How do you understand what you, of all others, need? Do different clinics give different recommendations? All doctors have different opinions on one and the same issue. In the best-case scenario, this opinion will have grounds, in the worst-case scenario, it is presented as a dogma. 

There are a gazillion of private stories and a lot of advice on the Internet: “I was treated in such and such a way, and here I am, happy as ever!” or “Well, I had this procedure and it did not help. Ladies, do not do it!” All of them contradict each other, defend their own truth and confuse you entirely. 

Yet it is you who will undergo treatment and it is you who will pay, and not only with money but also with your time and health, and – sorry for the big words – with your very destiny. 

Are there any criteria at all that would make it possible for a non-specialist to understand what is true and what is not, and is there any objective knowledge? 

1.      Do not heed advice


Advice is based on individual stories with their own specific features that do not necessarily reflect your own.

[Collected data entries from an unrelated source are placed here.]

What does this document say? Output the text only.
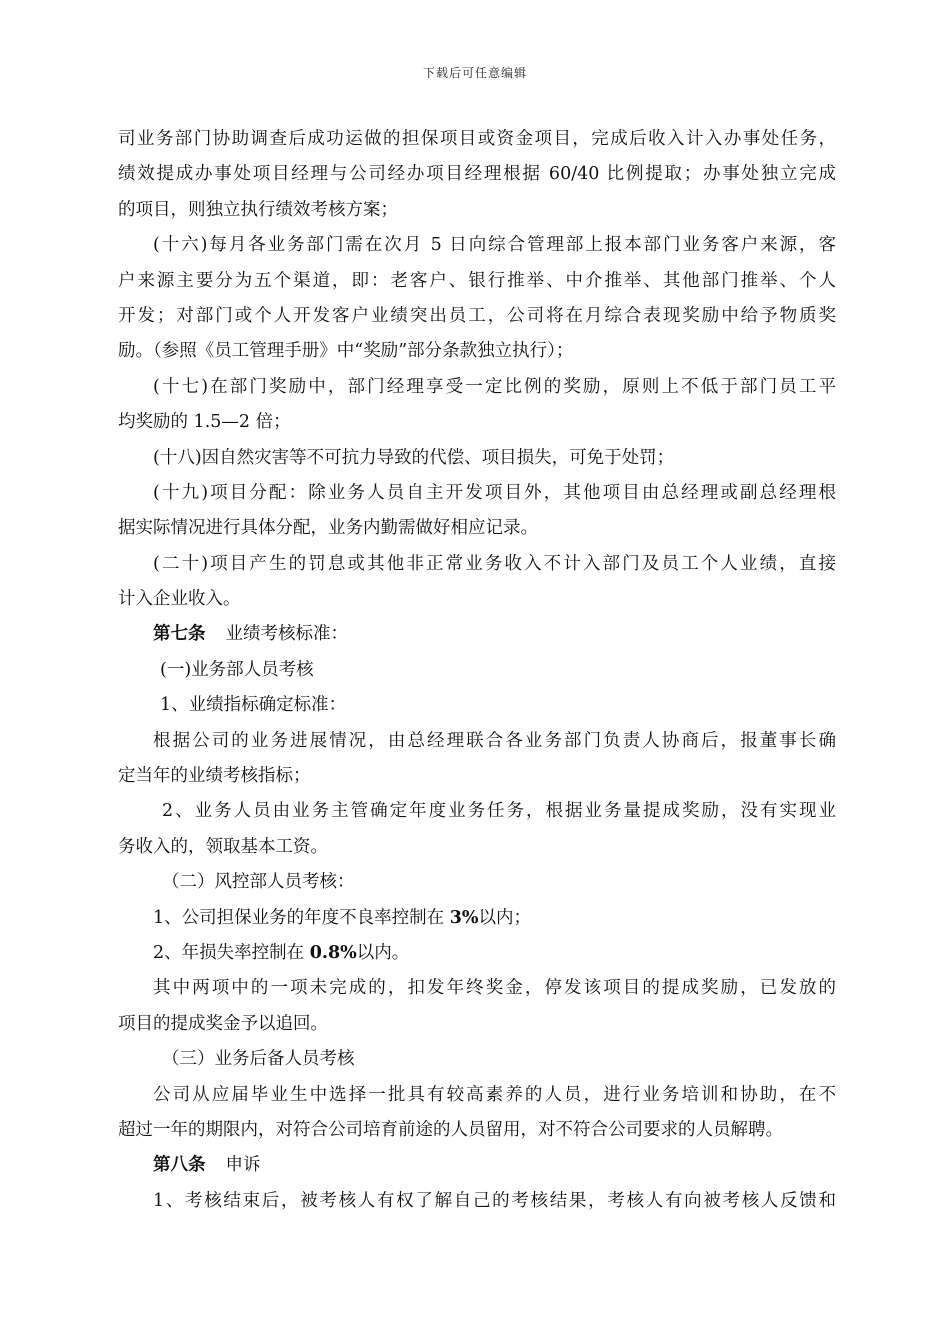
下载后可任意编辑
司业务部门协助调查后成功运做的担保项目或资金项目，完成后收入计入办事处任务，
绩效提成办事处项目经理与公司经办项目经理根据 60/40 比例提取；办事处独立完成
的项目，则独立执行绩效考核方案；
(十六)每月各业务部门需在次月 5 日向综合管理部上报本部门业务客户来源，客
户来源主要分为五个渠道，即：老客户、银行推举、中介推举、其他部门推举、个人
开发；对部门或个人开发客户业绩突出员工，公司将在月综合表现奖励中给予物质奖
励。（参照《员工管理手册》中“奖励”部分条款独立执行）；
(十七)在部门奖励中，部门经理享受一定比例的奖励，原则上不低于部门员工平
均奖励的 1.5—2 倍；
(十八)因自然灾害等不可抗力导致的代偿、项目损失，可免于处罚；
(十九)项目分配：除业务人员自主开发项目外，其他项目由总经理或副总经理根
据实际情况进行具体分配，业务内勤需做好相应记录。
(二十)项目产生的罚息或其他非正常业务收入不计入部门及员工个人业绩，直接
计入企业收入。
第七条 业绩考核标准：
(一)业务部人员考核
1、业绩指标确定标准：
根据公司的业务进展情况，由总经理联合各业务部门负责人协商后，报董事长确
定当年的业绩考核指标；
2、业务人员由业务主管确定年度业务任务，根据业务量提成奖励，没有实现业
务收入的，领取基本工资。
（二）风控部人员考核：
1、公司担保业务的年度不良率控制在 3%以内；
2、年损失率控制在 0.8%以内。
其中两项中的一项未完成的，扣发年终奖金，停发该项目的提成奖励，已发放的
项目的提成奖金予以追回。
（三）业务后备人员考核
公司从应届毕业生中选择一批具有较高素养的人员，进行业务培训和协助，在不
超过一年的期限内，对符合公司培育前途的人员留用，对不符合公司要求的人员解聘。
第八条 申诉
1、考核结束后，被考核人有权了解自己的考核结果，考核人有向被考核人反馈和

The adviser does not know your entire medical history and, as a rule, does not have the necessary education and experience. 
There is an old parable about Avicenna who restored a patient's sight by giving him a certain medication. Avicenna's amazed pupil «prescribed» this medication to his relative who had the same symptoms, whereat the latter went completely blind. In the end, Avicenna drives his pupil away reading him a long lecture on various causes of diseases and saying that a person with such a superficial understanding of a disease who yet dares to try and “cure” it on his own can never be a doctor. 

It does sound somewhat far-fetched, and the final conclusion is not that obvious (I think that if the pupil manages to overcome this and to go on with his studies, he will be especially thoughtful and careful). Yet the idea is clear, isn’t it? 

2.    “Divide and rule”


You name it, it’s all there on the Internet: the latest scientific achievements along with complete nonsense and bigotry. The question is where to look for the facts and how to assess what you find. 

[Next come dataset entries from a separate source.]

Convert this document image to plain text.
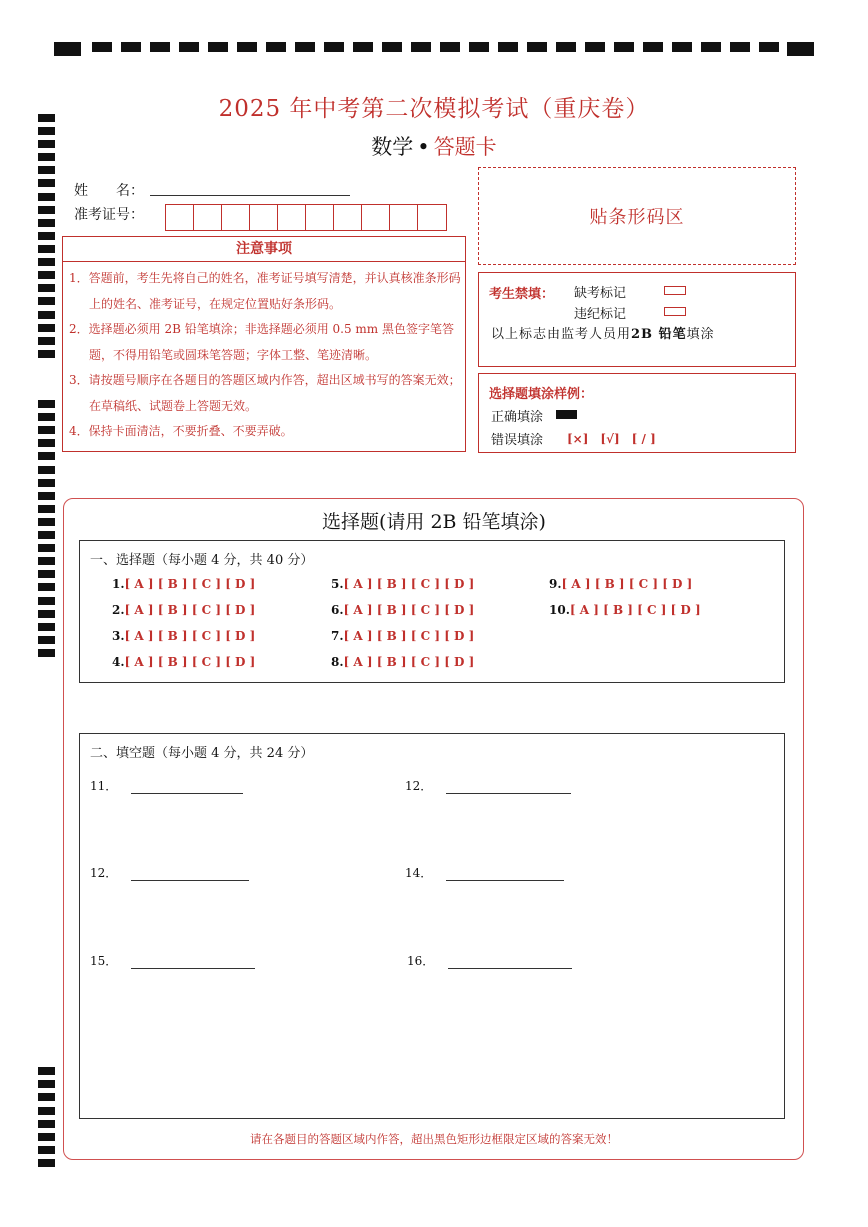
2025 年中考第二次模拟考试（重庆卷）
数学 • 答题卡
姓　　名：
准考证号：	贴条形码区
注意事项

1．答题前，考生先将自己的姓名，准考证号填写清楚，并认真核准条形码上的姓名、准考证号，在规定位置贴好条形码。

2．选择题必须用 2B 铅笔填涂；非选择题必须用 0.5 mm 黑色签字笔答题，不得用铅笔或圆珠笔答题；字体工整、笔迹清晰。

3．请按题号顺序在各题目的答题区域内作答，超出区域书写的答案无效；在草稿纸、试题卷上答题无效。

4．保持卡面清洁，不要折叠、不要弄破。

考生禁填： 缺考标记
违纪标记
以上标志由监考人员用2B 铅笔填涂
选择题填涂样例：
正确填涂
错误填涂 [×]　[√]　[ / ]
选择题(请用 2B 铅笔填涂)
一、选择题（每小题 4 分，共 40 分）
1.[ A ] [ B ] [ C ] [ D ]
2.[ A ] [ B ] [ C ] [ D ]
3.[ A ] [ B ] [ C ] [ D ]
4.[ A ] [ B ] [ C ] [ D ]
5.[ A ] [ B ] [ C ] [ D ]
6.[ A ] [ B ] [ C ] [ D ]
7.[ A ] [ B ] [ C ] [ D ]
8.[ A ] [ B ] [ C ] [ D ]
9.[ A ] [ B ] [ C ] [ D ]
10.[ A ] [ B ] [ C ] [ D ]
二、填空题（每小题 4 分，共 24 分）
11．	12．
12．	14．
15．	16．
请在各题目的答题区域内作答，超出黑色矩形边框限定区域的答案无效！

You will hardly find any objective scientific knowledge at the following links: 
§  www.yandex.ru
§  www.rambler.ru
§  www.probirka.ru
§  www.pregnancy.manual.ru

Although you can find something of value there as well. 

Ideally, you should seek knowledge from scientific publications: 
§  www.pubmed.org
§  www.tripdatabase.com
§  www.theococyranelibrary.com

By the way, the information in such sources is not necessarily extremely complex and incomprehensible. You can find good review papers on almost any subject that would not be overcomplicated. These are exactly the ones you need. Yet of course, you have to search for them. 

While at it, you will need (1) the knowledge of English; (2) the understanding of what you are looking for (a search direction, key words); (3) willpower – so that not to lose courage . 

Alternatively, you can go to www.wikipedia.org or http://dic.academic.ru

Though there you will of course find second-hand material whose authors give their attitude to the objective reality rather than reflect it. Hence you should be skeptical about what you read and be very careful about trusting the author. 

Among such articles, it would be more sensible to choose the ones where the author does not just narrate “as is” but gives reasons for his/her opinion, cites publications and refers to reliable sources. 

3.    “Reliable sources”


It is good to know what recommendations are heeded by specialists. 

There are a few international organizations working in the fields of Embryology and Fertility Science that occasionally publish “expert opinions”. These are:
§  http://alphascientists.org/wb/index.php
§  http://www.asrm.org/
§  http://www.eshre.eu/

These expert opinions can be trusted! These are not private stories or personal preferences of particular individuals but data based on colossal efforts of a number of specialists and summarized by an expert committee.